Por Claudia Fernández Vidal
Volver a los lugares amados es una opción que vale mucho. «De vez en cuando la vida nos besa en la boca, y a colores se despliega como un atlas». Joan Manel Serrat.
De los primeros viajes que guardo en la memoria, vuelvo siempre a la casa de mis abuelos en Ballester, en Buenos Aires. Al portoncito de madera blanca de la entrada, las baldosas rojas y amarillas, la puerta blanca con una pequeña ventanita por donde aparecía mi abuela cuando tocábamos la puerta de madrugada, después de viajar 15 horas desde Tucumán. Siempre la misma sonrisa, los abrazos, el café batido por mi abuelo y las uvas en grapa que maceraba todo el año, y había que probar porque así se hace uno un poco más grande decía él con una sonrisa pícara.

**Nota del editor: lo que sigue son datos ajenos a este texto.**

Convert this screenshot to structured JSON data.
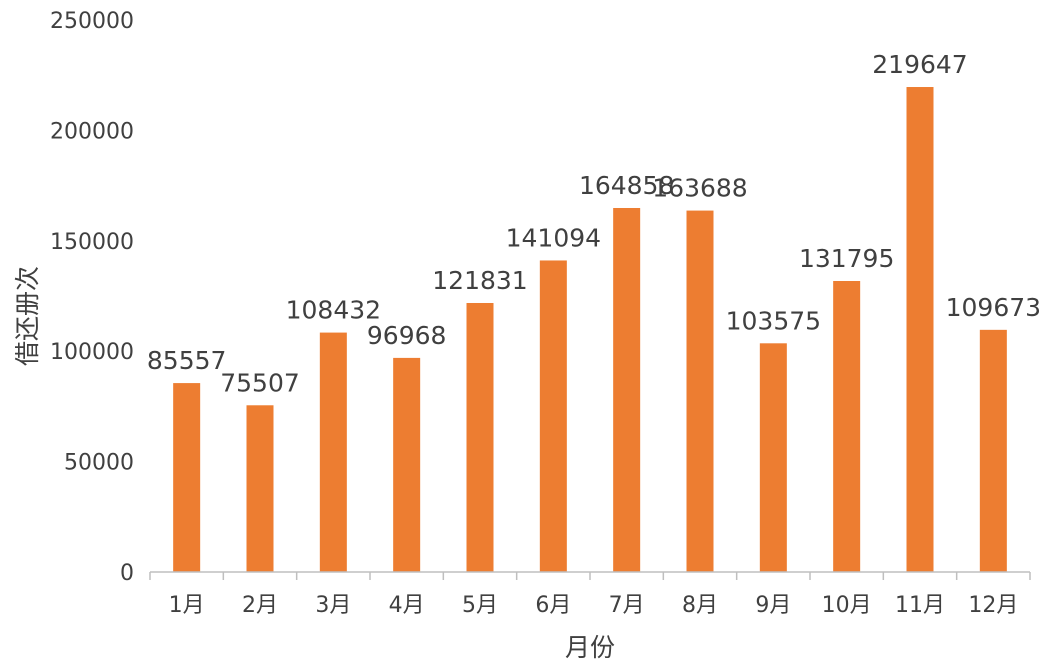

Las charlas hasta la madrugada, las risas, la comunión, la mesa compartida llena de tazas desparejas, de vasos de cualquier vidrio, de medialunas que habían quedado de la mañana, todo eso se sentía tan bien…y siempre regresábamos al año siguiente.

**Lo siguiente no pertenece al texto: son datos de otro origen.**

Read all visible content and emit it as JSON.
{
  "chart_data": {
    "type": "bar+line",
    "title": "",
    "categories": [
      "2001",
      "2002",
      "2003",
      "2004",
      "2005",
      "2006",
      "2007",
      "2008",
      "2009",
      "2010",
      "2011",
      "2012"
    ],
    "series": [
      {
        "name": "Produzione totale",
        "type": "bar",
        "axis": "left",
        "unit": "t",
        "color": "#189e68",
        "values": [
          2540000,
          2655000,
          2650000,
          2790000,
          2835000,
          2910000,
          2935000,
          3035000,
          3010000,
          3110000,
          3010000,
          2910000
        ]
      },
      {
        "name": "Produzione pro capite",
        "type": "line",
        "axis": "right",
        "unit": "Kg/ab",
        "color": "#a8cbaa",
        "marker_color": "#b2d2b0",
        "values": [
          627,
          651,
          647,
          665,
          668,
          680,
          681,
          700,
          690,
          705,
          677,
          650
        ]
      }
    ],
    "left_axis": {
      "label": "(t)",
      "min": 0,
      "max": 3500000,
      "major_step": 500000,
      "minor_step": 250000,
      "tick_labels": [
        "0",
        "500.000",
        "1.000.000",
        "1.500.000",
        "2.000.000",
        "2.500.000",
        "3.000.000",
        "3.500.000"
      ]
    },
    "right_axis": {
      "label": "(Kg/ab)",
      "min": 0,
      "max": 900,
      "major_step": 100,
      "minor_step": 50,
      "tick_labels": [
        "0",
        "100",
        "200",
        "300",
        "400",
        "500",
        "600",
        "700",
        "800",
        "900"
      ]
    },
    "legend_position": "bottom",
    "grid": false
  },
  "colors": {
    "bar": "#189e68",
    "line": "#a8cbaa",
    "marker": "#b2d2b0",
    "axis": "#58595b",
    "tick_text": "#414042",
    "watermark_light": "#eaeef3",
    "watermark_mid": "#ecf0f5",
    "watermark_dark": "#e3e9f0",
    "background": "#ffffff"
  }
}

Así como a la casa de mis abuelos, regresé a otros lugares, a otras casas, a otros abrazos donde la calidez de las bienvenidas siempre fue una recompensa que a mí me gustaría dejar guardada para siempre en el alma.

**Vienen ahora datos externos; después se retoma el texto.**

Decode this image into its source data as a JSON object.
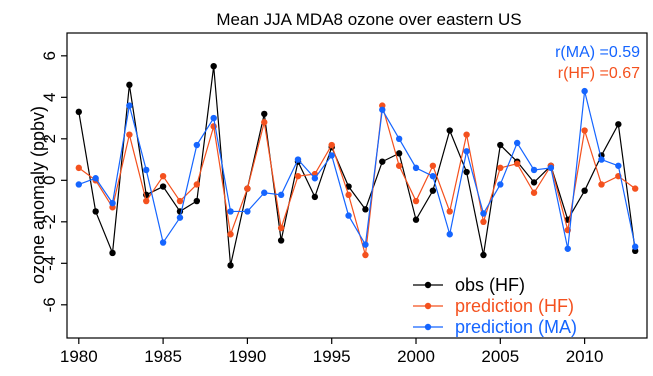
{
  "chart_data": {
    "type": "line",
    "title": "Mean JJA MDA8 ozone over eastern US",
    "xlabel": "",
    "ylabel": "ozone anomaly (ppbv)",
    "xlim": [
      1979.3,
      1913.7
    ],
    "ylim": [
      -7.6,
      7.1
    ],
    "x_ticks": [
      1980,
      1985,
      1990,
      1995,
      2000,
      2005,
      2010
    ],
    "y_ticks": [
      -6,
      -4,
      -2,
      0,
      2,
      4,
      6
    ],
    "grid": false,
    "legend_position": "bottom-right",
    "x": [
      1980,
      1981,
      1982,
      1983,
      1984,
      1985,
      1986,
      1987,
      1988,
      1989,
      1990,
      1991,
      1992,
      1993,
      1994,
      1995,
      1996,
      1997,
      1998,
      1999,
      2000,
      2001,
      2002,
      2003,
      2004,
      2005,
      2006,
      2007,
      2008,
      2009,
      2010,
      2011,
      2012,
      2013
    ],
    "series": [
      {
        "name": "obs (HF)",
        "color": "#000000",
        "values": [
          3.3,
          -1.5,
          -3.5,
          4.6,
          -0.7,
          -0.3,
          -1.5,
          -1.0,
          5.5,
          -4.1,
          -0.4,
          3.2,
          -2.9,
          0.9,
          -0.8,
          1.6,
          -0.3,
          -1.4,
          0.9,
          1.3,
          -1.9,
          -0.5,
          2.4,
          0.4,
          -3.6,
          1.7,
          0.9,
          -0.1,
          0.7,
          -1.9,
          -0.5,
          1.2,
          2.7,
          -3.4
        ]
      },
      {
        "name": "prediction (HF)",
        "color": "#f4511e",
        "values": [
          0.6,
          0.0,
          -1.3,
          2.2,
          -1.0,
          0.2,
          -1.0,
          -0.2,
          2.6,
          -2.6,
          -0.4,
          2.8,
          -2.3,
          0.2,
          0.3,
          1.7,
          -0.7,
          -3.6,
          3.6,
          0.7,
          -1.0,
          0.7,
          -1.5,
          2.2,
          -2.0,
          0.6,
          0.8,
          -0.6,
          0.7,
          -2.4,
          2.4,
          -0.2,
          0.2,
          -0.4
        ]
      },
      {
        "name": "prediction (MA)",
        "color": "#1565ff",
        "values": [
          -0.2,
          0.1,
          -1.1,
          3.6,
          0.5,
          -3.0,
          -1.8,
          1.7,
          3.0,
          -1.5,
          -1.5,
          -0.6,
          -0.7,
          1.0,
          0.1,
          1.2,
          -1.7,
          -3.1,
          3.4,
          2.0,
          0.6,
          0.2,
          -2.6,
          1.4,
          -1.6,
          -0.2,
          1.8,
          0.5,
          0.6,
          -3.3,
          4.3,
          1.0,
          0.7,
          -3.2
        ]
      }
    ],
    "annotations": [
      {
        "text": "r(MA) =0.59",
        "color": "#1565ff"
      },
      {
        "text": "r(HF) =0.67",
        "color": "#f4511e"
      }
    ]
  }
}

Capilla del Monte y la casa en el campo de mis tíos, que de noche alumbrábamos a vela, y durante el día corríamos a las cabras y hacíamos largas caminatas.
La montaña amada de Mendoza con toda esa banda de primos y amigos. Los asados compartidos, las caminatas cantando todos juntos bajo la luz de la luna, el rafting en el rio en Potrerillos, en el río Juramento en Salta riéndonos de nuestra poca habilidad para volver a subir al bote después que la corriente nos tiraba sin piedad. Las mesas improvisadas a la orilla de la ruta antes de seguir viaje, los atardeceres helados en la Quebrada, la calle empedrada del centro salteño, las tardes de lluvia en ese barcito lleno de libros en Tilcara con café y tostadas con dulce de leche casero.
Buenos Aires recorrido tantas veces y siempre con espacios nuevos por descubrir, la magia del Teatro Colón donde iría muchas veces más, ese parque hermoso frente a la biblioteca pública de Nueva York donde jugaban ajedrez en pequeñas mesitas y tocaban el saxo, el violonchelo y el violín en ese circulo verde que definía el medio.
Los trenes desde Connecticut a la Estación Central, la maravilla de lo cosmopolita, las vidrieras luminosas, los chocolates, el café con crema y la manicura japonesa haciendo maravillas en mis uñas cortas. El placer de la toallita caliente sacada de la ollita de bambú para culminar su bello trabajo en mis manos. El bar de hielo en la Patagonia, la sopa de zanahoria y jengibre en ese restaurant pequeño con delivery en cajitas de cartón con mesas de manteles cuadriculados en el Calafate.

Ver flamear otra vez la bandera Argentina bordeando el Perito Moreno, el límite chileno que llevaba directo a Torres del Paine…y tantos lugares más.
De poder volver elegiría siempre los lugares donde me sentí amada, donde me emocioné, donde pude ser. Donde los colores me mostraron ese mundo nuevo.